In [None]:
import re
import os
from nltk.tokenize import word_tokenize

In [14]:
# import the data
path = ''
file_name = ''

os.chdir(path)
interventions = []
with open(file_name, 'r') as f:
    for line in f:
        interventions.append(line)

### 1. Extract all the text snippet that contains the parenthesis.
- assume the phrase in the parenthesis are the abbreviations...
- separate if multiple abbreviations appeared in one text snippet

In [45]:
acronyms = []
import re
for item in interventions:
    if re.search(r'\(.*?\)', item) is not None:
        acronyms.append(item)

In [46]:
# separate if multiple abbreviations appeared in one text snippet
def separate(item):
    indexes = [pos for pos, char in enumerate(item) if char == ')']
    phrases = []
    indexes.insert(0, -1)
    for i in range(1, len(indexes)):
        if indexes[i] == indexes[i - 1]:
            continue
        phrases.append(item[indexes[i - 1] + 1 : indexes[i] + 1].strip())
    print(phrases)
    return phrases
    
for item in acronyms:
    if len(re.findall(r'\(.*?\)', item)) > 1:
        acronyms.remove(item)
        acronyms_sep = acronyms + separate(item)
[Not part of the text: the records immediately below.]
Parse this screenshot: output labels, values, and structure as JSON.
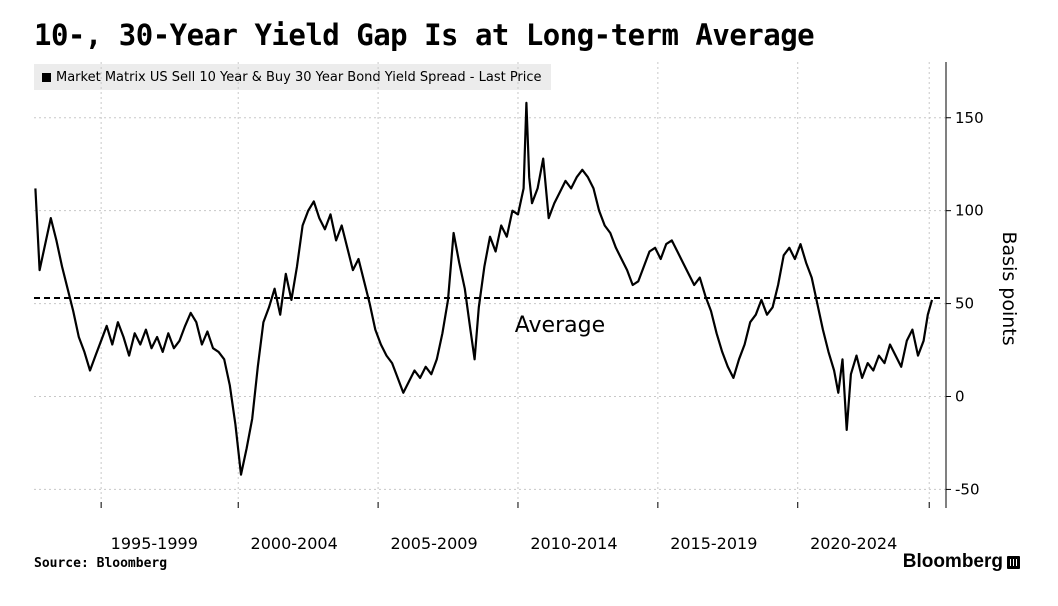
{
  "title": "10-, 30-Year Yield Gap Is at Long-term Average",
  "legend": {
    "label": "Market Matrix US Sell 10 Year & Buy 30 Year Bond Yield Spread - Last Price",
    "color": "#000000"
  },
  "source": "Source: Bloomberg",
  "brand": "Bloomberg",
  "brand_icon": "bloomberg-terminal-icon",
  "chart_data": {
    "type": "line",
    "ylabel": "Basis points",
    "ylim": [
      -60,
      180
    ],
    "yticks": [
      -50,
      0,
      50,
      100,
      150
    ],
    "xlim": [
      1993.2,
      2025.8
    ],
    "xticks": [
      {
        "label": "1995-1999",
        "at": 1997.5
      },
      {
        "label": "2000-2004",
        "at": 2002.5
      },
      {
        "label": "2005-2009",
        "at": 2007.5
      },
      {
        "label": "2010-2014",
        "at": 2012.5
      },
      {
        "label": "2015-2019",
        "at": 2017.5
      },
      {
        "label": "2020-2024",
        "at": 2022.5
      }
    ],
    "gridlines_x": [
      1995.6,
      2000.5,
      2005.5,
      2010.5,
      2015.5,
      2020.5,
      2025.2
    ],
    "grid": true,
    "average": {
      "value": 53,
      "label": "Average"
    },
    "series": [
      {
        "name": "Market Matrix US Sell 10 Year & Buy 30 Year Bond Yield Spread - Last Price",
        "color": "#000000",
        "points": [
          [
            1993.25,
            112
          ],
          [
            1993.4,
            68
          ],
          [
            1993.6,
            82
          ],
          [
            1993.8,
            96
          ],
          [
            1994.0,
            84
          ],
          [
            1994.2,
            70
          ],
          [
            1994.4,
            58
          ],
          [
            1994.6,
            46
          ],
          [
            1994.8,
            32
          ],
          [
            1995.0,
            24
          ],
          [
            1995.2,
            14
          ],
          [
            1995.4,
            22
          ],
          [
            1995.6,
            30
          ],
          [
            1995.8,
            38
          ],
          [
            1996.0,
            28
          ],
          [
            1996.2,
            40
          ],
          [
            1996.4,
            32
          ],
          [
            1996.6,
            22
          ],
          [
            1996.8,
            34
          ],
          [
            1997.0,
            28
          ],
          [
            1997.2,
            36
          ],
          [
            1997.4,
            26
          ],
          [
            1997.6,
            32
          ],
          [
            1997.8,
            24
          ],
          [
            1998.0,
            34
          ],
          [
            1998.2,
            26
          ],
          [
            1998.4,
            30
          ],
          [
            1998.6,
            38
          ],
          [
            1998.8,
            45
          ],
          [
            1999.0,
            40
          ],
          [
            1999.2,
            28
          ],
          [
            1999.4,
            35
          ],
          [
            1999.6,
            26
          ],
          [
            1999.8,
            24
          ],
          [
            2000.0,
            20
          ],
          [
            2000.2,
            6
          ],
          [
            2000.4,
            -15
          ],
          [
            2000.6,
            -42
          ],
          [
            2000.8,
            -28
          ],
          [
            2001.0,
            -12
          ],
          [
            2001.2,
            16
          ],
          [
            2001.4,
            40
          ],
          [
            2001.6,
            48
          ],
          [
            2001.8,
            58
          ],
          [
            2002.0,
            44
          ],
          [
            2002.2,
            66
          ],
          [
            2002.4,
            52
          ],
          [
            2002.6,
            70
          ],
          [
            2002.8,
            92
          ],
          [
            2003.0,
            100
          ],
          [
            2003.2,
            105
          ],
          [
            2003.4,
            96
          ],
          [
            2003.6,
            90
          ],
          [
            2003.8,
            98
          ],
          [
            2004.0,
            84
          ],
          [
            2004.2,
            92
          ],
          [
            2004.4,
            80
          ],
          [
            2004.6,
            68
          ],
          [
            2004.8,
            74
          ],
          [
            2005.0,
            62
          ],
          [
            2005.2,
            50
          ],
          [
            2005.4,
            36
          ],
          [
            2005.6,
            28
          ],
          [
            2005.8,
            22
          ],
          [
            2006.0,
            18
          ],
          [
            2006.2,
            10
          ],
          [
            2006.4,
            2
          ],
          [
            2006.6,
            8
          ],
          [
            2006.8,
            14
          ],
          [
            2007.0,
            10
          ],
          [
            2007.2,
            16
          ],
          [
            2007.4,
            12
          ],
          [
            2007.6,
            20
          ],
          [
            2007.8,
            34
          ],
          [
            2008.0,
            52
          ],
          [
            2008.2,
            88
          ],
          [
            2008.4,
            72
          ],
          [
            2008.6,
            58
          ],
          [
            2008.8,
            36
          ],
          [
            2008.95,
            20
          ],
          [
            2009.1,
            48
          ],
          [
            2009.3,
            70
          ],
          [
            2009.5,
            86
          ],
          [
            2009.7,
            78
          ],
          [
            2009.9,
            92
          ],
          [
            2010.1,
            86
          ],
          [
            2010.3,
            100
          ],
          [
            2010.5,
            98
          ],
          [
            2010.7,
            112
          ],
          [
            2010.8,
            158
          ],
          [
            2010.9,
            118
          ],
          [
            2011.0,
            104
          ],
          [
            2011.2,
            112
          ],
          [
            2011.4,
            128
          ],
          [
            2011.6,
            96
          ],
          [
            2011.8,
            104
          ],
          [
            2012.0,
            110
          ],
          [
            2012.2,
            116
          ],
          [
            2012.4,
            112
          ],
          [
            2012.6,
            118
          ],
          [
            2012.8,
            122
          ],
          [
            2013.0,
            118
          ],
          [
            2013.2,
            112
          ],
          [
            2013.4,
            100
          ],
          [
            2013.6,
            92
          ],
          [
            2013.8,
            88
          ],
          [
            2014.0,
            80
          ],
          [
            2014.2,
            74
          ],
          [
            2014.4,
            68
          ],
          [
            2014.6,
            60
          ],
          [
            2014.8,
            62
          ],
          [
            2015.0,
            70
          ],
          [
            2015.2,
            78
          ],
          [
            2015.4,
            80
          ],
          [
            2015.6,
            74
          ],
          [
            2015.8,
            82
          ],
          [
            2016.0,
            84
          ],
          [
            2016.2,
            78
          ],
          [
            2016.4,
            72
          ],
          [
            2016.6,
            66
          ],
          [
            2016.8,
            60
          ],
          [
            2017.0,
            64
          ],
          [
            2017.2,
            54
          ],
          [
            2017.4,
            46
          ],
          [
            2017.6,
            34
          ],
          [
            2017.8,
            24
          ],
          [
            2018.0,
            16
          ],
          [
            2018.2,
            10
          ],
          [
            2018.4,
            20
          ],
          [
            2018.6,
            28
          ],
          [
            2018.8,
            40
          ],
          [
            2019.0,
            44
          ],
          [
            2019.2,
            52
          ],
          [
            2019.4,
            44
          ],
          [
            2019.6,
            48
          ],
          [
            2019.8,
            60
          ],
          [
            2020.0,
            76
          ],
          [
            2020.2,
            80
          ],
          [
            2020.4,
            74
          ],
          [
            2020.6,
            82
          ],
          [
            2020.8,
            72
          ],
          [
            2021.0,
            64
          ],
          [
            2021.2,
            50
          ],
          [
            2021.4,
            36
          ],
          [
            2021.6,
            24
          ],
          [
            2021.8,
            14
          ],
          [
            2021.95,
            2
          ],
          [
            2022.1,
            20
          ],
          [
            2022.25,
            -18
          ],
          [
            2022.4,
            12
          ],
          [
            2022.6,
            22
          ],
          [
            2022.8,
            10
          ],
          [
            2023.0,
            18
          ],
          [
            2023.2,
            14
          ],
          [
            2023.4,
            22
          ],
          [
            2023.6,
            18
          ],
          [
            2023.8,
            28
          ],
          [
            2024.0,
            22
          ],
          [
            2024.2,
            16
          ],
          [
            2024.4,
            30
          ],
          [
            2024.6,
            36
          ],
          [
            2024.8,
            22
          ],
          [
            2025.0,
            30
          ],
          [
            2025.15,
            44
          ],
          [
            2025.3,
            52
          ]
        ]
      }
    ]
  }
}
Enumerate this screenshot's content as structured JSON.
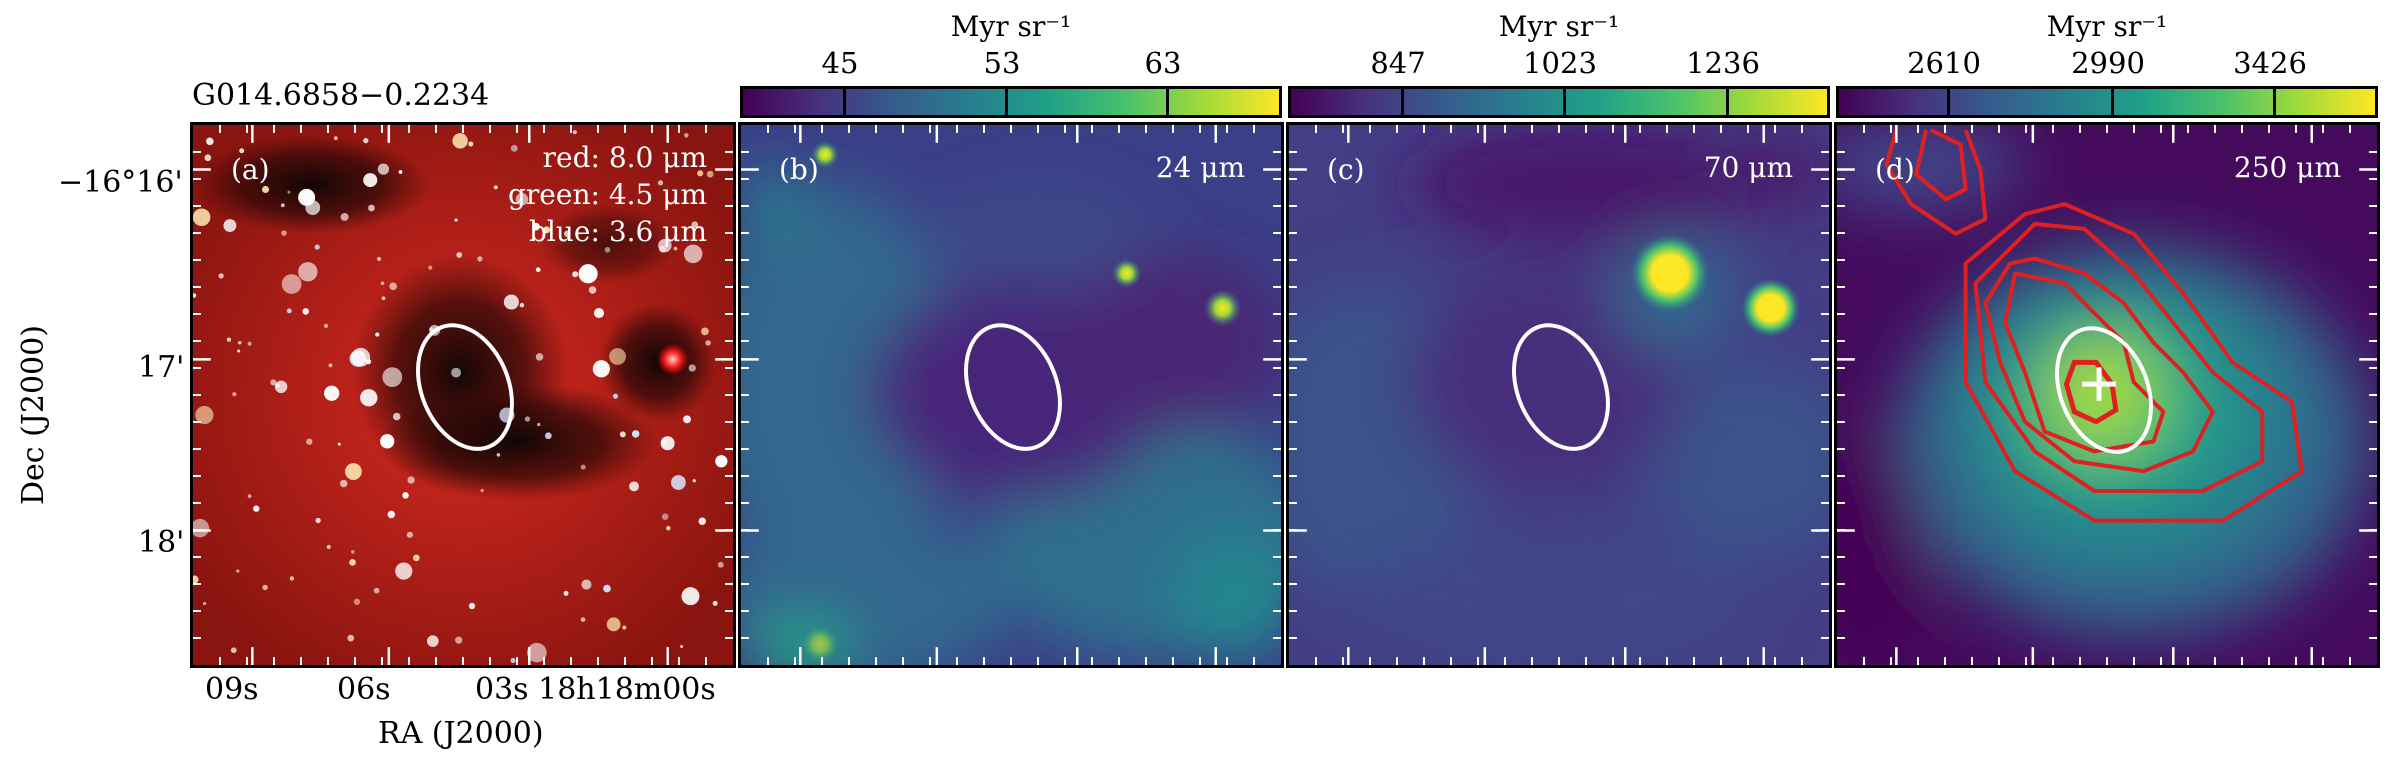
{
  "source_name": "G014.6858−0.2234",
  "axes": {
    "ylabel": "Dec (J2000)",
    "xlabel": "RA (J2000)",
    "dec_ticks": [
      "−16°16'",
      "17'",
      "18'"
    ],
    "ra_ticks": [
      "09s",
      "06s",
      "03s 18h18m00s"
    ]
  },
  "panels": [
    {
      "id": "a",
      "tag": "(a)",
      "legend": [
        "red: 8.0 μm",
        "green: 4.5 μm",
        "blue: 3.6 μm"
      ],
      "colorbar": null
    },
    {
      "id": "b",
      "tag": "(b)",
      "wavelength": "24 μm",
      "colorbar": {
        "unit": "Myr sr⁻¹",
        "ticks": [
          "45",
          "53",
          "63"
        ]
      }
    },
    {
      "id": "c",
      "tag": "(c)",
      "wavelength": "70 μm",
      "colorbar": {
        "unit": "Myr sr⁻¹",
        "ticks": [
          "847",
          "1023",
          "1236"
        ]
      }
    },
    {
      "id": "d",
      "tag": "(d)",
      "wavelength": "250 μm",
      "colorbar": {
        "unit": "Myr sr⁻¹",
        "ticks": [
          "2610",
          "2990",
          "3426"
        ]
      }
    }
  ],
  "colors": {
    "ellipse": "#ffffff",
    "contour": "#e02020",
    "viridis_low": "#440154",
    "viridis_high": "#fde725"
  }
}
['hydroxychloroquine ( HCQ )', 'and lopinavir / ritonavir ( LPV / r )']


### 2. Remove unqualified phrases
- if the phrase in the parenthesis contains punctuations (e.g. comma, semi-colon, peroid), then ignore it.
- if the phrase does not contain upper-case characters, ignore it.

In [66]:
for item in acronyms_sep:
    inner = re.search(r'\(.*?\)', item).group(0)
    if re.search('[\.,：]', inner) is not None:
        acronyms_sep.remove(item)
    if re.search('[A-Z]', inner) is None:
        acronyms_sep.remove(item)

### 3. Functions used to match the abbreviations to full names
- outer_inner(item): extract the text left to the parentheses, and the text in the parentheses
- get_strings(outer, inner): a list of string lists recognized as potential full name for the inner abbreviation, the potential string list is recognized when the initial of the first word matches the first character of the abbreviations.
- match_1(word_list, inner): for the abbreviation without lower-case character, if the potential full name contains less than 2 words, then the initals should match the abbreviation, if more than 2 words, then there should exist at least 2 consecutive initials that could be found in the abbreviation. (because some initials may be ignored in the abbreviations)
- match_2(word_list, inner): for the abbreviation with lower-case characters, the lowercase characters together with the first left upper case character should match a word in the potential full name (initial n character match)

In [101]:
from nltk.tokenize import word_tokenize
# detect the full name
# apply the rules defined from the paper

def outer_inner(item):
    outer = item[:item.find('(')]
    inner = re.search(r'\((.*?)\)', item).group(1).strip()
    return outer, inner

def get_strings(outer, inner):
    target = inner[0]
    word_list = word_tokenize(outer)
    result_list = []
    for index, word in enumerate(word_list):
        if re.match(rf'{target}.*', word, re.I):
            result_list.append((word_list[index:]))
    return result_list

def match_1(word_list, inner):
    if len(word_list) <= 2:
        for index, word in enumerate(word_list):
            if word[0].lower() != inner[index].lower():
                return False
        return True
    else:
        for i in range(1,len(word_list) - 1):
            temp = word_list[i -1][0] + word_list[i][0]
            if re.search(temp, inner, re.I):
                return True
        return False

def match_2(word_list, inner):
    target = re.search(r'[A-Z][a-z]+', inner).group(0)
    for word in word_list:
        if re.search(target, word, re.I):
            return True
    return False

### 4. Map the abbreviations to full names

In [103]:
ab_mapper = {}
# tranverse all the text snippet
for item in acronyms_sep:
#     extract all the potential full names for the abbreviation
    outer, inner = outer_inner(item)
    potential = get_strings(outer, inner)
    
#     if no potential full name, continue
    if len(potential) == 0:
        continue
    
#     if abbreviation does not contain lower-case character
    if re.search(r'[A-Z][a-z]+', inner) is None:
        for word_list in potential:
#             if contains only one word, then add to dict
            if len(word_list) == 1:
                ab_mapper[inner] = word_list[0]
                break
            if match_1(word_list, inner):
                ab_mapper[inner] = ' '.join(word_list)
                break
#    if abbreviation contains lower-case character
    else:
        for word_list in potential:
#             if contains only one word, then add to the dict
            if len(word_list) == 1:
                ab_mapper[inner] = word_list[0]
                break
            if match_2(word_list, inner):
                ab_mapper[inner] = ' '.join(word_list)
                break

### 5. Todos:
- what if abbreviations contains multiple words? (revisively identify each word...)